Mahasiswa Undiknas Denpasar Kunjungi MK
Selasa, 03 Mei 2011
| 15:22 WIB
Hakim Konstitusi Maria Farida Indrati saat memberikan kuliah singkat kepada mahasiswa Universitas Pendidikan Nasional (Undiknas) Denpasar, Bali, yang berkunjung ke MK pada Selasa (3/5) siang.

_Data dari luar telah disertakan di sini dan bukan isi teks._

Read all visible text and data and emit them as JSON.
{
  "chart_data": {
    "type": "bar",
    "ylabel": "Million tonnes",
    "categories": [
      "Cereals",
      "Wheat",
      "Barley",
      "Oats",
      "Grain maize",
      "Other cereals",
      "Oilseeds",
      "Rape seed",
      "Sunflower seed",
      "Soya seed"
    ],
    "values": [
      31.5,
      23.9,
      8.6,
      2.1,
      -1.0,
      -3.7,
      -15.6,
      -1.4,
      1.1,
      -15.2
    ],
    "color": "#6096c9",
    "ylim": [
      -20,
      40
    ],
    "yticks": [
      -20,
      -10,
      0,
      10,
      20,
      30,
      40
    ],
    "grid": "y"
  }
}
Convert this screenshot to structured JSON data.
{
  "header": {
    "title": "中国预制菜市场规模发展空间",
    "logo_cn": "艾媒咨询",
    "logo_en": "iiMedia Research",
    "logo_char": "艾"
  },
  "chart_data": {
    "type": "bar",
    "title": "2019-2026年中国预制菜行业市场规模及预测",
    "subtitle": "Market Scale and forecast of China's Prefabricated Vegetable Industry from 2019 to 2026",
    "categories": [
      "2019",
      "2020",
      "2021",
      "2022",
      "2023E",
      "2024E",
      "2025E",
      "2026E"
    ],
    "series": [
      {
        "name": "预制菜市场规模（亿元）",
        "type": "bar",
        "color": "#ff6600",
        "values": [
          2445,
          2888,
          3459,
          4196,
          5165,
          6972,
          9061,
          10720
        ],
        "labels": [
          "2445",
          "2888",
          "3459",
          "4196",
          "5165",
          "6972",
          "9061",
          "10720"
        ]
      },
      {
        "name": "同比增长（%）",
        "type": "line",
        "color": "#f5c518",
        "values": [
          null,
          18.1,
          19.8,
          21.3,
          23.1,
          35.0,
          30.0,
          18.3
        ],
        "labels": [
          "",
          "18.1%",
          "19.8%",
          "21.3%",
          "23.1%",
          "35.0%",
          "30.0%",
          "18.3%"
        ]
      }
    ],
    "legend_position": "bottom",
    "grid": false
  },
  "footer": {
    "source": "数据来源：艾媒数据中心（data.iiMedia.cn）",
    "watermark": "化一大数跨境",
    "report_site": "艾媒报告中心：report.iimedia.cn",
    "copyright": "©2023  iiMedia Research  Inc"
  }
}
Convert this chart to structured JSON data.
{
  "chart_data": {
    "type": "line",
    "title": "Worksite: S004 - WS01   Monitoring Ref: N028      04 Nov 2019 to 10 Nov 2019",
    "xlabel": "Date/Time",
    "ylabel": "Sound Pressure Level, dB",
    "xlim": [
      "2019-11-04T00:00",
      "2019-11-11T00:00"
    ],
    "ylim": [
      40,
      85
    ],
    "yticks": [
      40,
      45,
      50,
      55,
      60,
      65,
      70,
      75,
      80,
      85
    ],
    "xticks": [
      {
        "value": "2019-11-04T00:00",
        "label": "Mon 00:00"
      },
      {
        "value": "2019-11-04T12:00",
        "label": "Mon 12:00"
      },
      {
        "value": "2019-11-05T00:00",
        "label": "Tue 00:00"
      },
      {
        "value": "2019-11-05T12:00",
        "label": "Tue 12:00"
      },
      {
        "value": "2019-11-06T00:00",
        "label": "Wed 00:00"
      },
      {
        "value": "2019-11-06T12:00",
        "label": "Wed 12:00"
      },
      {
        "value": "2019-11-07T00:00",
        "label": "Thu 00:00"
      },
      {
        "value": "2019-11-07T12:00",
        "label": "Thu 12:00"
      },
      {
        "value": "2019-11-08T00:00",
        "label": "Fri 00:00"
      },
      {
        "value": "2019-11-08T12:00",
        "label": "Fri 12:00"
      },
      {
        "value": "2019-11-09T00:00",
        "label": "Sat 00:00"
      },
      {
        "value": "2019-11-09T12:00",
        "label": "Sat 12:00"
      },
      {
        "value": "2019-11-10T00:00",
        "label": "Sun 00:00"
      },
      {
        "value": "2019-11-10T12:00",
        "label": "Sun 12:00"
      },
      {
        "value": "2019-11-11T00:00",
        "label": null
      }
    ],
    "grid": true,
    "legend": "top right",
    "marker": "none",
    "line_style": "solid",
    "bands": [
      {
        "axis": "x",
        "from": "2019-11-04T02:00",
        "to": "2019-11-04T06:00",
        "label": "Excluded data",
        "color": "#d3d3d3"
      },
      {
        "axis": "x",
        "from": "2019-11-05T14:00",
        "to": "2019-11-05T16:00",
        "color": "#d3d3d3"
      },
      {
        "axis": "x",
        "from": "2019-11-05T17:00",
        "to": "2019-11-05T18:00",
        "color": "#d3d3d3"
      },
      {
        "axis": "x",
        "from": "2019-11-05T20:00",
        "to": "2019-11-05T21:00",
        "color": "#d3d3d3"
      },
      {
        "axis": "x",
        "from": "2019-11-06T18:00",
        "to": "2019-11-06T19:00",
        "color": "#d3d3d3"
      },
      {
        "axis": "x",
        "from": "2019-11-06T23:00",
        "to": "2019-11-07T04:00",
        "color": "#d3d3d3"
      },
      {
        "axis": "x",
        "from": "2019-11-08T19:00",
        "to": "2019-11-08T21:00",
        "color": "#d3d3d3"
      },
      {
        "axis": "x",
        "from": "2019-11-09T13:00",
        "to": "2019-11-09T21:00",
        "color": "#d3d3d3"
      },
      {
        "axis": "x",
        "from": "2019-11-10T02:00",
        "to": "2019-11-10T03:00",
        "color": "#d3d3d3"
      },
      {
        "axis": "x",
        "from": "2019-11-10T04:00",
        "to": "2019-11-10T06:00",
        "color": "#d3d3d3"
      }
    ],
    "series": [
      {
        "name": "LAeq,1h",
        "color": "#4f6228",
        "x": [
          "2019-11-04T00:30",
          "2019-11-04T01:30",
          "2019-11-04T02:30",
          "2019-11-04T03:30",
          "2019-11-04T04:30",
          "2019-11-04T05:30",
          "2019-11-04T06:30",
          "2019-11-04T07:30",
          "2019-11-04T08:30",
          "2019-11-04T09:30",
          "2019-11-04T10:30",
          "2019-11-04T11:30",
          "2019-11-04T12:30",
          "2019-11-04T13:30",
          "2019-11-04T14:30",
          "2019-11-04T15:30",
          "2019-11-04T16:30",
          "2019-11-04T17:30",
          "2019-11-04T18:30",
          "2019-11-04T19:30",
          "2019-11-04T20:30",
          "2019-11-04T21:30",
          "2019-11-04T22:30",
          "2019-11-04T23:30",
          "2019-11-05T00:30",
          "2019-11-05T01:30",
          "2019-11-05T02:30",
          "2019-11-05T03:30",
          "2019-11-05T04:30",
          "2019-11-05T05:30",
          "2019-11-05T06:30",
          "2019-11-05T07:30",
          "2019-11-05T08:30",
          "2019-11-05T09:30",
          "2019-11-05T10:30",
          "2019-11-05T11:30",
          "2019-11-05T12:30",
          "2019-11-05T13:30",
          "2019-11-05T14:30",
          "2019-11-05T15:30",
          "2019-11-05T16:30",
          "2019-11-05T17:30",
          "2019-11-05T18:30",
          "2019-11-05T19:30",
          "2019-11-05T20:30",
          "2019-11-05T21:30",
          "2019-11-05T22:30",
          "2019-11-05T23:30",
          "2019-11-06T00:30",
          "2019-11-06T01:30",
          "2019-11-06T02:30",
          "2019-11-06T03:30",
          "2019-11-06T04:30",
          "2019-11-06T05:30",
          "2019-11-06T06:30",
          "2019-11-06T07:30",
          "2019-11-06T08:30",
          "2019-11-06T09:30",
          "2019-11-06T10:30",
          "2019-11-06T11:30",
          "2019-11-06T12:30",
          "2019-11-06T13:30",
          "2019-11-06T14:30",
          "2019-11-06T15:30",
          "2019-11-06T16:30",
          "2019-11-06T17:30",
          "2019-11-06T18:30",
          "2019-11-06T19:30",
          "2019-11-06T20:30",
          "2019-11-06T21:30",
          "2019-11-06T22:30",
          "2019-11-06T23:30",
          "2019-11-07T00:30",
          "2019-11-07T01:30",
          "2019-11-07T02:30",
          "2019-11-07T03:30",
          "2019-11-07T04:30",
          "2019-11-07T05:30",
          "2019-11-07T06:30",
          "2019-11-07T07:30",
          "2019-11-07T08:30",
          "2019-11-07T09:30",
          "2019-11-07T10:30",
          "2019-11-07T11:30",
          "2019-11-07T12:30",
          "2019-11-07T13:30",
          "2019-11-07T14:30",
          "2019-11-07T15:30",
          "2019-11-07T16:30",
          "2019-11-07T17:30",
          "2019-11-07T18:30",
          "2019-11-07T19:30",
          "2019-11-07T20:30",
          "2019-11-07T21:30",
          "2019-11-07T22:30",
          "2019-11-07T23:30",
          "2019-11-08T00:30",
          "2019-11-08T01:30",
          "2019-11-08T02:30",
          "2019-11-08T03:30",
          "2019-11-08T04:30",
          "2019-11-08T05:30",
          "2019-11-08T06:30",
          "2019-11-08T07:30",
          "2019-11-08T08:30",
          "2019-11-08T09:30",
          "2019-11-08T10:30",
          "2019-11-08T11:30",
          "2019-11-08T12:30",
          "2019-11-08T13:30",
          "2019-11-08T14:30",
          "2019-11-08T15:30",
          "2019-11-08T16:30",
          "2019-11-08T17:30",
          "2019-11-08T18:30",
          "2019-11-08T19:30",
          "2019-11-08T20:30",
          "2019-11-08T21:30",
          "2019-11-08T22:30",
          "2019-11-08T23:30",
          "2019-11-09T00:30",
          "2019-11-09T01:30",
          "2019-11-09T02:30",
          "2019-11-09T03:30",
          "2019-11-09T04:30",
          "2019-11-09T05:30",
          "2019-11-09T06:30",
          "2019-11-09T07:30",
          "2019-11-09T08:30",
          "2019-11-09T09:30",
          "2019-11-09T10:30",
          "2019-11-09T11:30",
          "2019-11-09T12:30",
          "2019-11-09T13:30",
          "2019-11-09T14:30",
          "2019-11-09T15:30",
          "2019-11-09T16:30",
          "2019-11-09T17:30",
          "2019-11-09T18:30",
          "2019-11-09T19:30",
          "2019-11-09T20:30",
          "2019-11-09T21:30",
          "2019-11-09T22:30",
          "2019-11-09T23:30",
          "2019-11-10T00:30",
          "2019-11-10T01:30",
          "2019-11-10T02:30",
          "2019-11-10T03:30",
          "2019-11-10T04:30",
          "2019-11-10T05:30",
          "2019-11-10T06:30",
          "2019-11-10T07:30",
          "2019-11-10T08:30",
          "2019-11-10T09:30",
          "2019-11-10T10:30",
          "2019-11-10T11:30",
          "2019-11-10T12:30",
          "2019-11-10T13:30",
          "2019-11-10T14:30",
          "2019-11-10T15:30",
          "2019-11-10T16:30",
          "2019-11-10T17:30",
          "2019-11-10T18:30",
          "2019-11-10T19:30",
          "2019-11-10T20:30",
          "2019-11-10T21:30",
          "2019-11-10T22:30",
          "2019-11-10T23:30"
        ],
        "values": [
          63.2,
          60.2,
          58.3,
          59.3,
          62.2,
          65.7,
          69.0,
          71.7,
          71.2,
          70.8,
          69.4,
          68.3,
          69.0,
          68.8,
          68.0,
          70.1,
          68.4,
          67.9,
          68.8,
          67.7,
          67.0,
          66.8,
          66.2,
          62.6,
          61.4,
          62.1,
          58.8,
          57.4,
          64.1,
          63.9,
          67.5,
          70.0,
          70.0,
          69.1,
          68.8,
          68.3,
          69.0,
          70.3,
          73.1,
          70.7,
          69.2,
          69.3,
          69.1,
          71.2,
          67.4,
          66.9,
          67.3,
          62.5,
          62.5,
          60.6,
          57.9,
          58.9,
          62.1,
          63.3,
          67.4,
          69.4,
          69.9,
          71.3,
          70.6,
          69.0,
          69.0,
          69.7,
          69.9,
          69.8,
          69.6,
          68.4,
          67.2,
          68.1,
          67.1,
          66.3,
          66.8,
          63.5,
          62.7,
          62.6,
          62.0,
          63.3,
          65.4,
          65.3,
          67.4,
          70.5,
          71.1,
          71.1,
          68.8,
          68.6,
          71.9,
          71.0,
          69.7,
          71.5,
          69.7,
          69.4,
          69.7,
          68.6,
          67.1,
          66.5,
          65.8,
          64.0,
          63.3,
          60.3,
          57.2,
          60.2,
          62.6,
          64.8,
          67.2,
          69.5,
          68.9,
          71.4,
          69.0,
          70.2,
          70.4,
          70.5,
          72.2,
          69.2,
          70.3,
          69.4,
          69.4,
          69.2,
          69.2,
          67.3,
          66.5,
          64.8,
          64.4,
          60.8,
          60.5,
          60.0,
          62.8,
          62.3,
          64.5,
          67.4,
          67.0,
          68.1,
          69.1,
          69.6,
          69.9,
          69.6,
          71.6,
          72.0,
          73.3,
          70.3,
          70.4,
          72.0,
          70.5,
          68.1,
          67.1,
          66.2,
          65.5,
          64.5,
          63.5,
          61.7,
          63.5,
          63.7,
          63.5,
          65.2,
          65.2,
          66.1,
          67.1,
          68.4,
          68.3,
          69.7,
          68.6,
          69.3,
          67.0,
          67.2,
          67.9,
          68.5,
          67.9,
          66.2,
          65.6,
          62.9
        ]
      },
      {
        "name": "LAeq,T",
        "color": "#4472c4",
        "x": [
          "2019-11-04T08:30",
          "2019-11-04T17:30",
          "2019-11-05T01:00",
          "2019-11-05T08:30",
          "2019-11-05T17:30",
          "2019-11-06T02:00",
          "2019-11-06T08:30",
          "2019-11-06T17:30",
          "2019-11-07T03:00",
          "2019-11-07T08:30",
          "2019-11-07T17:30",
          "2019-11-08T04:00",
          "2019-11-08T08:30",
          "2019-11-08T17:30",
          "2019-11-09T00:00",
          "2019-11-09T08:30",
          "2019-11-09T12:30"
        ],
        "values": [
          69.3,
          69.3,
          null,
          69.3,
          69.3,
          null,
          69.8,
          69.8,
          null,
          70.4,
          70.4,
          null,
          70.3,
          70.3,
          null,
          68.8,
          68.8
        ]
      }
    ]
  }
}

Jakarta, MKOnline - Hakim Konstitusi Maria Farida Indrati mengatakan, selama ini tidak ada pengawasan langsung sebagai suatu lembaga terhadap Mahkamah Konstitusi (MK). Termasuk peran Komisi Yudisial yang tidak bisa mengawasi Hakim Konstitusi setelah putusan MK beberapa tahun lalu. Namun demikian, pengawasan terhadap Hakim Konstitusi cukup ketat oleh BPK dan KPK. Setiap tahun Hakim Konstitusi melaporkan besar kekayaan dan harta benda secara detail termasuk pembayaran pajaknya.
“BPK juga mengawasi berbagai peralatan yang kami gunakan. Misalnya saat kami mengadakan kunjungan balasan ke MK negara lain, segala hal berkaitan dengan keberangkatan kami diperiksa oleh BPK,” jelas Maria menanggapi pertanyaan mahasiswa Universitas Pendidikan Nasional (Undiknas) Denpasar, Bali, yang berkunjung ke MK pada Selasa (3/5) siang.
Selain itu, lanjut Maria, kalau terjadi sesuatu misalnya Hakim Konstitusi melanggar kode etik, maka yang bersangkutan akan diadili terlebih dahulu oleh Panel Kehormatan terdiri atas tiga Hakim Konstitusi. “Lantas kalau tiga Hakim Konstitusi mendapatkan bukti bahwa ada Hakim Konstitusi melanggar kode etik, maka perlu dibentuk Majelis Kehormatan,” kata Maria kepada para mahasiswa Undiknas Denpasar/
Dalam kesempatan itu Maria juga menerangkan latar belakang adanya wewenang utama MK yakni menguji UU terhadap UUD. Dikatakan Maria, sejarah terjadinya pengujian undang-undang atau judicial review di dunia, dilatarbelakangi kasus Marbury vs Madison yang mencakup pembatalan ketentuan terkait pengangkatan hakim (judiciary Act. 1789). Kasus itu pun jadi dasar kewenangan judicial review Supreme Court Amerika Serikat.
Selanjutnya muncul gagasan cemerlang dari Hans Kelsen hingga terbentuknya MK Austria pada 1920. Gagasan Kelsen, agar ketentuan konstitusi sebagai hukum tertinggi dapat dijamin pelaksanaannya, diperlukan organ yang menguji suatu produk hukum bertentangan atau tidak dengan konstitusi.
Sedangkan di Indonesia, gagasan munculnya pengujian undang-undang sebenarnya sudah sejak masa perjuangan, dicetuskan Moh. Yamin agar membentuk Balai Agung (semacam Mahkamah Agung) untuk diberi wewenang membandingkan undang-undang. Namun usul Yamin tidak disetujui Soepomo karena UUD 1945 tidak menganut trias politica dan belum banyak sarjana hukum yang memiliki pengalaman itu.
Barulah setelah terjadi perubahan UUD 1945, tepatnya 13 Agustus 2003 MKRI dibentuk dan memiliki kewenangan seperti telah disebutkan sebelumnya. Selain itu MKRI memiliki kewenangan lainnya, yakni memutus sengketa kewenangan lembaga negara dan memutus pembubaran parpol. Ditambah satu kewajiban MKRI yaitu memberikan putusan atas pendapat DPR mengenai dugaan pelanggaran oleh Presiden dan atau Wakil Presiden menurut UUD. (Nano Tresna A/Yoga.)